Much of value here. I tend to believe lax migration policies are not so calculated in electoral terms, but I could be wrong. It does not bother me that the migrants knowingly broke the law. I’ve been breaking laws my entire life, starting when I began experimenting with altering my consciousness with entheogens in 1989. When you are desperate to feed your family or escape violence, you hark to a higher moral law that supersedes immigration law.
This is what I love about your writing. Always looking at the bigger picture. Sounds so easy and yet, apparently not as we still have wars; between ourselves and thus between our countries.
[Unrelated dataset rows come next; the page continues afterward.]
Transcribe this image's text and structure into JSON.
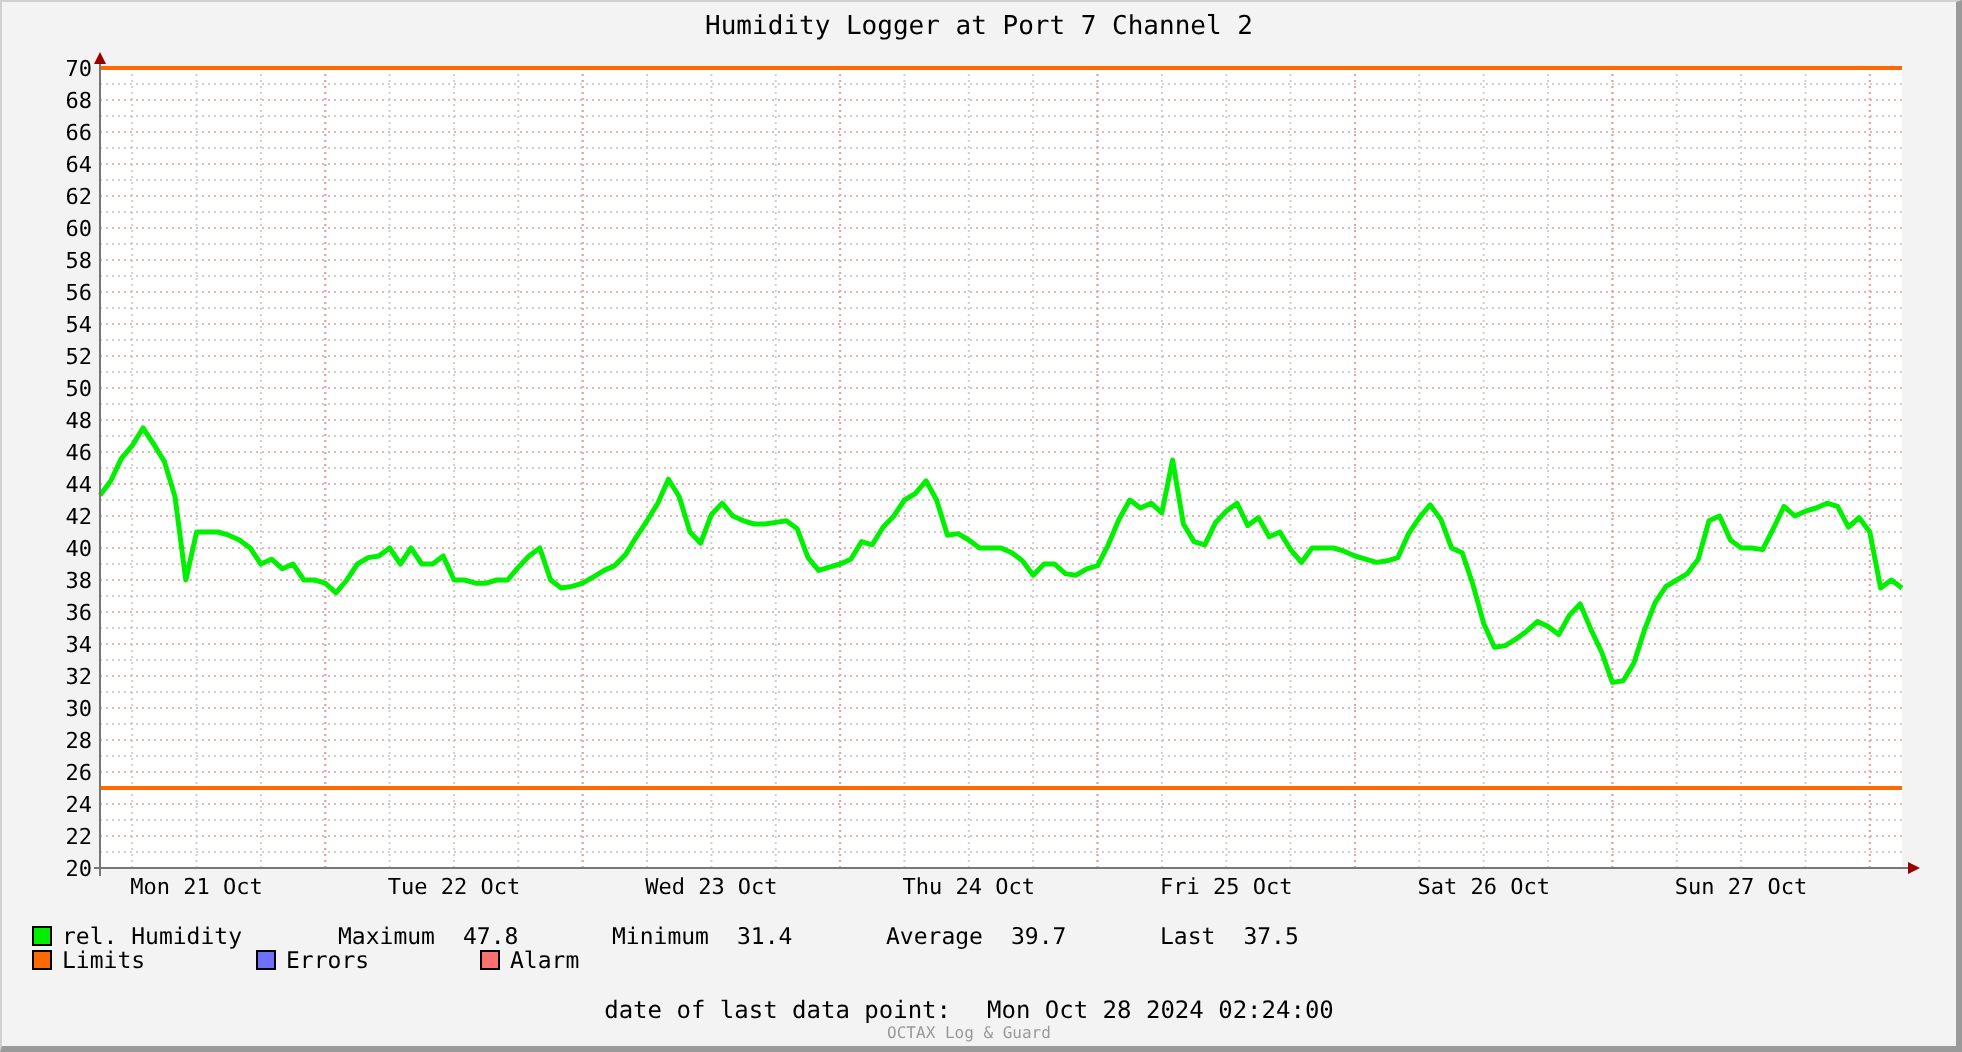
{
  "title": "Humidity Logger at Port 7 Channel 2",
  "chart_data": {
    "type": "line",
    "ylim": [
      20,
      70
    ],
    "yticks": [
      20,
      22,
      24,
      26,
      28,
      30,
      32,
      34,
      36,
      38,
      40,
      42,
      44,
      46,
      48,
      50,
      52,
      54,
      56,
      58,
      60,
      62,
      64,
      66,
      68,
      70
    ],
    "categories": [
      null,
      null,
      null,
      null,
      null,
      null,
      null,
      null,
      null,
      "Mon 21 Oct",
      null,
      null,
      null,
      null,
      null,
      null,
      null,
      null,
      null,
      null,
      null,
      null,
      null,
      null,
      null,
      null,
      null,
      null,
      null,
      null,
      null,
      null,
      null,
      "Tue 22 Oct",
      null,
      null,
      null,
      null,
      null,
      null,
      null,
      null,
      null,
      null,
      null,
      null,
      null,
      null,
      null,
      null,
      null,
      null,
      null,
      null,
      null,
      null,
      null,
      "Wed 23 Oct",
      null,
      null,
      null,
      null,
      null,
      null,
      null,
      null,
      null,
      null,
      null,
      null,
      null,
      null,
      null,
      null,
      null,
      null,
      null,
      null,
      null,
      null,
      null,
      "Thu 24 Oct",
      null,
      null,
      null,
      null,
      null,
      null,
      null,
      null,
      null,
      null,
      null,
      null,
      null,
      null,
      null,
      null,
      null,
      null,
      null,
      null,
      null,
      null,
      null,
      "Fri 25 Oct",
      null,
      null,
      null,
      null,
      null,
      null,
      null,
      null,
      null,
      null,
      null,
      null,
      null,
      null,
      null,
      null,
      null,
      null,
      null,
      null,
      null,
      null,
      null,
      "Sat 26 Oct",
      null,
      null,
      null,
      null,
      null,
      null,
      null,
      null,
      null,
      null,
      null,
      null,
      null,
      null,
      null,
      null,
      null,
      null,
      null,
      null,
      null,
      null,
      null,
      "Sun 27 Oct",
      null,
      null,
      null,
      null,
      null,
      null,
      null,
      null,
      null,
      null,
      null,
      null,
      null,
      null,
      null
    ],
    "series": [
      {
        "name": "rel. Humidity",
        "color": "#00f000",
        "values": [
          43.3,
          44.2,
          45.6,
          46.4,
          47.5,
          46.5,
          45.4,
          43.2,
          38,
          41,
          41,
          41,
          40.8,
          40.5,
          40,
          39,
          39.3,
          38.7,
          39,
          38,
          38,
          37.8,
          37.2,
          38,
          39,
          39.4,
          39.5,
          40,
          39,
          40,
          39,
          39,
          39.5,
          38,
          38,
          37.8,
          37.8,
          38,
          38,
          38.8,
          39.5,
          40,
          38,
          37.5,
          37.6,
          37.8,
          38.2,
          38.6,
          38.9,
          39.6,
          40.7,
          41.7,
          42.8,
          44.3,
          43.2,
          41,
          40.3,
          42.1,
          42.8,
          42,
          41.7,
          41.5,
          41.5,
          41.6,
          41.7,
          41.2,
          39.4,
          38.6,
          38.8,
          39,
          39.3,
          40.4,
          40.2,
          41.3,
          42,
          43,
          43.4,
          44.2,
          43,
          40.8,
          40.9,
          40.5,
          40,
          40,
          40,
          39.7,
          39.2,
          38.3,
          39,
          39,
          38.4,
          38.3,
          38.7,
          38.9,
          40.2,
          41.8,
          43,
          42.5,
          42.8,
          42.2,
          45.5,
          41.5,
          40.4,
          40.2,
          41.6,
          42.3,
          42.8,
          41.4,
          41.9,
          40.7,
          41,
          39.9,
          39.1,
          40,
          40,
          40,
          39.8,
          39.5,
          39.3,
          39.1,
          39.2,
          39.4,
          40.9,
          41.9,
          42.7,
          41.8,
          40,
          39.7,
          37.7,
          35.3,
          33.8,
          33.9,
          34.3,
          34.8,
          35.4,
          35.1,
          34.6,
          35.8,
          36.5,
          34.9,
          33.5,
          31.6,
          31.7,
          32.8,
          34.9,
          36.6,
          37.6,
          38,
          38.4,
          39.3,
          41.7,
          42,
          40.5,
          40,
          40,
          39.9,
          41.2,
          42.6,
          42,
          42.3,
          42.5,
          42.8,
          42.6,
          41.3,
          41.9,
          41,
          37.5,
          38,
          37.5
        ]
      },
      {
        "name": "Limits",
        "color": "#ff6a00",
        "values": [
          70,
          70,
          70,
          70,
          70,
          70,
          70,
          70,
          70,
          70,
          70,
          70,
          70,
          70,
          70,
          70,
          70,
          70,
          70,
          70,
          70,
          70,
          70,
          70,
          70,
          70,
          70,
          70,
          70,
          70,
          70,
          70,
          70,
          70,
          70,
          70,
          70,
          70,
          70,
          70,
          70,
          70,
          70,
          70,
          70,
          70,
          70,
          70,
          70,
          70,
          70,
          70,
          70,
          70,
          70,
          70,
          70,
          70,
          70,
          70,
          70,
          70,
          70,
          70,
          70,
          70,
          70,
          70,
          70,
          70,
          70,
          70,
          70,
          70,
          70,
          70,
          70,
          70,
          70,
          70,
          70,
          70,
          70,
          70,
          70,
          70,
          70,
          70,
          70,
          70,
          70,
          70,
          70,
          70,
          70,
          70,
          70,
          70,
          70,
          70,
          70,
          70,
          70,
          70,
          70,
          70,
          70,
          70,
          70,
          70,
          70,
          70,
          70,
          70,
          70,
          70,
          70,
          70,
          70,
          70,
          70,
          70,
          70,
          70,
          70,
          70,
          70,
          70,
          70,
          70,
          70,
          70,
          70,
          70,
          70,
          70,
          70,
          70,
          70,
          70,
          70,
          70,
          70,
          70,
          70,
          70,
          70,
          70,
          70,
          70,
          70,
          70,
          70,
          70,
          70,
          70,
          70,
          70,
          70,
          70,
          70,
          70,
          70,
          70,
          70,
          70,
          70,
          70,
          70
        ]
      },
      {
        "color": "#ff6a00",
        "values": [
          25,
          25,
          25,
          25,
          25,
          25,
          25,
          25,
          25,
          25,
          25,
          25,
          25,
          25,
          25,
          25,
          25,
          25,
          25,
          25,
          25,
          25,
          25,
          25,
          25,
          25,
          25,
          25,
          25,
          25,
          25,
          25,
          25,
          25,
          25,
          25,
          25,
          25,
          25,
          25,
          25,
          25,
          25,
          25,
          25,
          25,
          25,
          25,
          25,
          25,
          25,
          25,
          25,
          25,
          25,
          25,
          25,
          25,
          25,
          25,
          25,
          25,
          25,
          25,
          25,
          25,
          25,
          25,
          25,
          25,
          25,
          25,
          25,
          25,
          25,
          25,
          25,
          25,
          25,
          25,
          25,
          25,
          25,
          25,
          25,
          25,
          25,
          25,
          25,
          25,
          25,
          25,
          25,
          25,
          25,
          25,
          25,
          25,
          25,
          25,
          25,
          25,
          25,
          25,
          25,
          25,
          25,
          25,
          25,
          25,
          25,
          25,
          25,
          25,
          25,
          25,
          25,
          25,
          25,
          25,
          25,
          25,
          25,
          25,
          25,
          25,
          25,
          25,
          25,
          25,
          25,
          25,
          25,
          25,
          25,
          25,
          25,
          25,
          25,
          25,
          25,
          25,
          25,
          25,
          25,
          25,
          25,
          25,
          25,
          25,
          25,
          25,
          25,
          25,
          25,
          25,
          25,
          25,
          25,
          25,
          25,
          25,
          25,
          25,
          25,
          25,
          25,
          25,
          25
        ]
      }
    ],
    "grid": true
  },
  "legend": [
    {
      "stats": [
        {
          "label": "Maximum",
          "value": "47.8"
        },
        {
          "label": "Minimum",
          "value": "31.4"
        },
        {
          "label": "Average",
          "value": "39.7"
        },
        {
          "label": "Last",
          "value": "37.5"
        }
      ]
    },
    {
      "label": "Errors",
      "color": "#7070ff"
    },
    {
      "label": "Alarm",
      "color": "#ff7070"
    }
  ],
  "footer": {
    "label": "date of last data point:",
    "value": "Mon Oct 28 2024 02:24:00"
  },
  "credit": "OCTAX Log & Guard"
}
You hit the bullseye on everything again with this article! It reminded me of a book I read years ago, Ishmael. About the takers and the givers. I also had a good friend who worked for IMF and World Bank, she related a few situations to me, down through the years that tie in perfectly to what you have stated. She finally left because of how our country was exploiting
"other" countries under the guise of helping them. If anyone knows their history that is why the civil war in this country was fought. The industrialized north was running out of resources and wanted what the agricultural south had. It had nothing to do with slavery. The north was full of slave labor of a different type. What strikes me here with these situations is that I see this going on in our country when real estate co. and developers find charming small towns and ruin them with the zealous buying up of lands and over developing areas. Property taxes rise along with water, utilities rates, etc...driving out the very people who made it a lovely place. This is what is happening across Tennessee at the moment and greedy local politicians call it progress? Bah Humbug..water quality is gone, pollution is off the charts, people throw trash everywhere because they do not care about the area, they were not raised there, roads cannot be kept up...and no amount of taxes fixes anything! Some grand billionaire gives money to help build a museum or hospital, neither of which would be needed if the dam land grabbers would not have made a miserable and most of the time, ugly mess in the first place. Pass through, enjoy, and leave it be as it is. The locals will make improvements as they deem fit, when needed. The macro of the micro of so called human endeavors.
Thank you. One thing I have to keep reminding myself is that these “takers” aren’t made of worse stuff than any other humans (besides, if I divide the world into leavers and takers I’d have to include myself in the latter category). They are playing roles laid out by the system and the story that has grown over centuries. One of its key features is artificial scarcity. Artificial scarcity is built into the money system. So many people doing whatever it takes to get by, to feel secure. But even people with a million dollars or a billion won’t feel secure if they are separate from community and the web of life. What situation does one have to experience in order to take more than they need? So, I have to remind myself not to divert my grief at the taking onto the specific individuals doing it most aggressively.
Yours are commentaries that invite digestion and possibilities of discussion of all reports.
Thank you
Thank you Charles as always for your compassionate, intelligent and deeply considered words. I will share far and wide.